O Tempo dos Leopardos

A independência nacional fez nascer uma rica história do cinema moçambicano. Um cinema que foi ao encontro do cidadão ate ao mais recôndito canto do país. Informando-o, alfabetizando-o. Enfim, instruindo-o. Teve essa tarefa os kuxa kanema. Noticiários que eram projectados nas comunidades em telas. Tiveram o mérito também de construir a unidade nacional, mostrando aos moçambicanos o que uns e outros faziam. Foram também produzidos filmes de longa metragem, como o caso do tempo dos Leopardos. Nesta edição iniciamos uma série de entrevistas que vão nos contar o contexto da produção da primeira longa metragem moçambicana. A figura desta edição é nada mais nada menos que Machado da Graça. Ele que trabalhou no filme como actor e director de arte.

Começa por clarificar que o Tempo dos Leopardos foi efectivamente a primeira longa metragem de ficção no Moçambique independente. É verdade que Rui Guerra, já em 1978 realizou o filme Mueda, massacre e memoria. Mas esse filme não é propriamente ficção. É um documentário do género docudrama. Na verdade Rui Guerra deu origem ao género de cinema que hoje em dia Lucineo de Azevedo faz, quando realiza documentários.

Cara cultura – O que motivou a produção do filme O Tempo dos Leopardos?

Machado da Graça – O tempo dos leopardos foi uma decisão política do regime de então, de produção de um grande filme de exaltação da luta armada. Teve influencia da Jogoslavia que tinha uma grande experiencia de produção de filmes que exaltavam a resistenciajosgoslava contra o nazismo.Nao foi por acaso que se foi buscar uma equipa jogoslava para dirigir o filme.

CC – Como foi rodado o filme?

MG – As varias equipas técnicas eram dirigidas por Jugoslavos, mas em todas elas o numero dois era moçambicano. Apenas duas áreas eram dirigidas por moçambicanos, a produção e direção de arte. Essa área era dirigida por mim. Na altura não havia ninguém em Moçambique que entendesse de direção de arte, cenografia, adereços, etc, e eu tinha experiência de teatro. Tive que ser um moçambicano a dirigir essa área porque tinha necessidade de ser alguém com conhecimento da realidade, para contribuir no sentido de dar verossemelhanca as cenas.

CC – O filme foi rodado em 1984, período de grandes carências económicas. Terá sido fácil gerir a produção nesta área?

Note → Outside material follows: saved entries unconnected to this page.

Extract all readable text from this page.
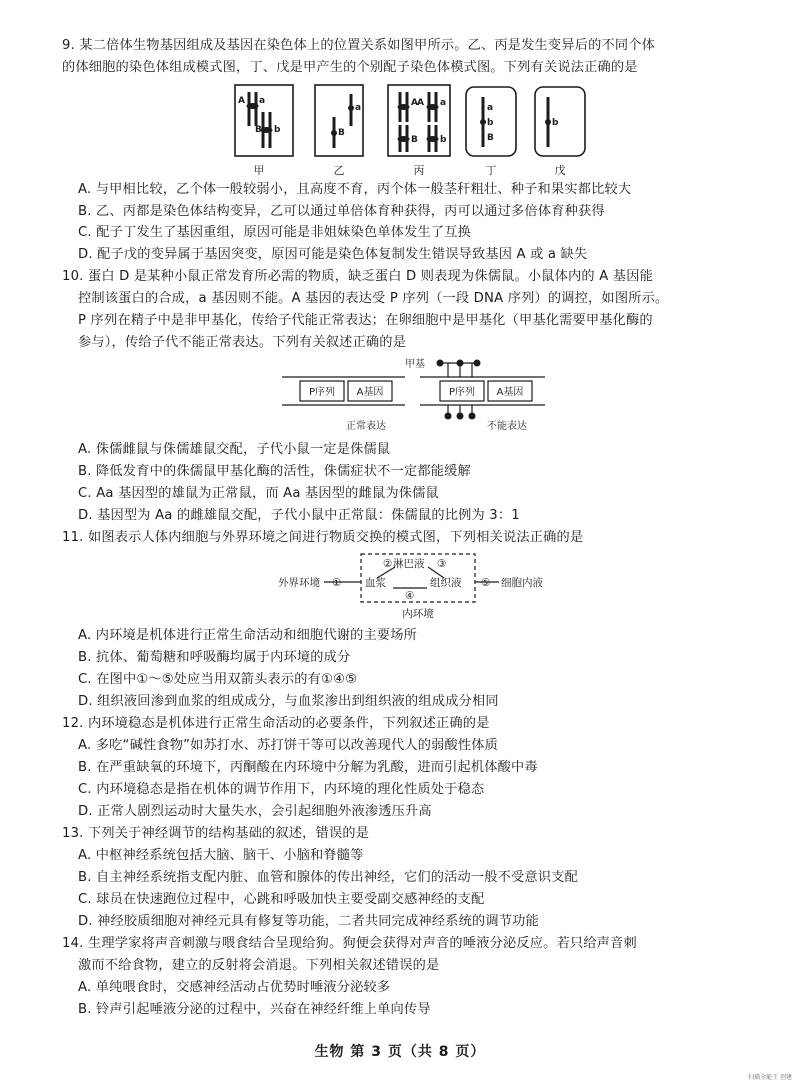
9. 某二倍体生物基因组成及基因在染色体上的位置关系如图甲所示。乙、丙是发生变异后的不同个体
的体细胞的染色体组成模式图，丁、戊是甲产生的个别配子染色体模式图。下列有关说法正确的是
A a
B b
a
B
A A a
B b
a
b
B
b
甲	乙	丙	丁	戊
A. 与甲相比较，乙个体一般较弱小，且高度不育，丙个体一般茎秆粗壮、种子和果实都比较大
B. 乙、丙都是染色体结构变异，乙可以通过单倍体育种获得，丙可以通过多倍体育种获得
C. 配子丁发生了基因重组，原因可能是非姐妹染色单体发生了互换
D. 配子戊的变异属于基因突变，原因可能是染色体复制发生错误导致基因 A 或 a 缺失
10. 蛋白 D 是某种小鼠正常发育所必需的物质，缺乏蛋白 D 则表现为侏儒鼠。小鼠体内的 A 基因能
控制该蛋白的合成，a 基因则不能。A 基因的表达受 P 序列（一段 DNA 序列）的调控，如图所示。
P 序列在精子中是非甲基化，传给子代能正常表达；在卵细胞中是甲基化（甲基化需要甲基化酶的
参与），传给子代不能正常表达。下列有关叙述正确的是
甲基
P序列 A基因	P序列 A基因
正常表达	不能表达
A. 侏儒雌鼠与侏儒雄鼠交配，子代小鼠一定是侏儒鼠
B. 降低发育中的侏儒鼠甲基化酶的活性，侏儒症状不一定都能缓解
C. Aa 基因型的雄鼠为正常鼠，而 Aa 基因型的雌鼠为侏儒鼠
D. 基因型为 Aa 的雌雄鼠交配，子代小鼠中正常鼠：侏儒鼠的比例为 3：1
11. 如图表示人体内细胞与外界环境之间进行物质交换的模式图，下列相关说法正确的是
外界环境 ①
② 淋巴液 ③
血浆	组织液
④
⑤ 细胞内液
内环境
A. 内环境是机体进行正常生命活动和细胞代谢的主要场所
B. 抗体、葡萄糖和呼吸酶均属于内环境的成分
C. 在图中①～⑤处应当用双箭头表示的有①④⑤
D. 组织液回渗到血浆的组成成分，与血浆渗出到组织液的组成成分相同
12. 内环境稳态是机体进行正常生命活动的必要条件，下列叙述正确的是
A. 多吃“碱性食物”如苏打水、苏打饼干等可以改善现代人的弱酸性体质
B. 在严重缺氧的环境下，丙酮酸在内环境中分解为乳酸，进而引起机体酸中毒
C. 内环境稳态是指在机体的调节作用下，内环境的理化性质处于稳态
D. 正常人剧烈运动时大量失水，会引起细胞外液渗透压升高
13. 下列关于神经调节的结构基础的叙述，错误的是
A. 中枢神经系统包括大脑、脑干、小脑和脊髓等
B. 自主神经系统指支配内脏、血管和腺体的传出神经，它们的活动一般不受意识支配
C. 球员在快速跑位过程中，心跳和呼吸加快主要受副交感神经的支配
D. 神经胶质细胞对神经元具有修复等功能，二者共同完成神经系统的调节功能
14. 生理学家将声音刺激与喂食结合呈现给狗。狗便会获得对声音的唾液分泌反应。若只给声音刺
激而不给食物，建立的反射将会消退。下列相关叙述错误的是
A. 单纯喂食时，交感神经活动占优势时唾液分泌较多
B. 铃声引起唾液分泌的过程中，兴奋在神经纤维上单向传导
生物 第 3 页（共 8 页）
扫描全能王 创建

MG – De facto o filme foi produzido numa altura em que nao havia nada nas lojas para comprar. No entanto o governo estava muito interessado no filme de tal maneira que investiu bastante. De certeza que foram desviados recursos de outros sectores para que o filme fosse uma realidade.

CC – Quais foram as alocações do filme?

MG – A maior parte das cenas foram gravadas na ilha de Inhaca. Em teoria o filme passou-se em Cabo Delgado. Por essa razão procurou-se trabalhar ao nível da direção de arte para criar um contexto cultural e ambiental que lembrasse Cabo Delgado. Desde as roupas, a maneira de vestir, a forma como foram construídas as palhotas das populações, estc. A ilha da Xefina para a cena do assalto ao quartel e a Jugoslávia, para uma cena de interior foram outras locações do filme.

CC – Tem alguma recordação ligada ao sete de filmagem que tenha a ver com os actores?

MG – Facto interessante é que grande parte, senão a maior parte que fazia de actores que interpretaram militares portugueses tinham tido realmente uma vida militar portuguesa. Inclusive alguns tinham sido comandos. Portanto, tinham experiência real de combates. Durante as filmagens o passado militar deles vinha ao de cima a tal ponto de ao acabarem as filmagem um bom número deles ofereceu-se para fazer parte do exercito. E foram incorporados, numa altura em que o exército governamental combatia a RENAMO.

CC – Como se explica que o cinema tenha tido a queda que sofreu depois deste boom dos primeiros anos da independência?

MG – O cinema não era encarado como cultura, mas como propaganda, como um instrumento de propagação de ideias. Na altura não havia televisão. Aquilo que é hoje trabalho da televisão foi entregue ao cinema. O cinema era considerado um órgão de comunicação do que um instrumento cultural.

O nascimento da televisão mata o cinema. O cinema deixou de ser útil nessa sua função de órgão de comunicação porque passou a haver a televisão que tem outra dinâmica, outra velocidade. A comunicação que se fazia entre o governo e a população que antes se fazia pelo cinema passou a ser feita pela televisão com muito mais rapidez, muito mais eficácia e com muito mais resultados.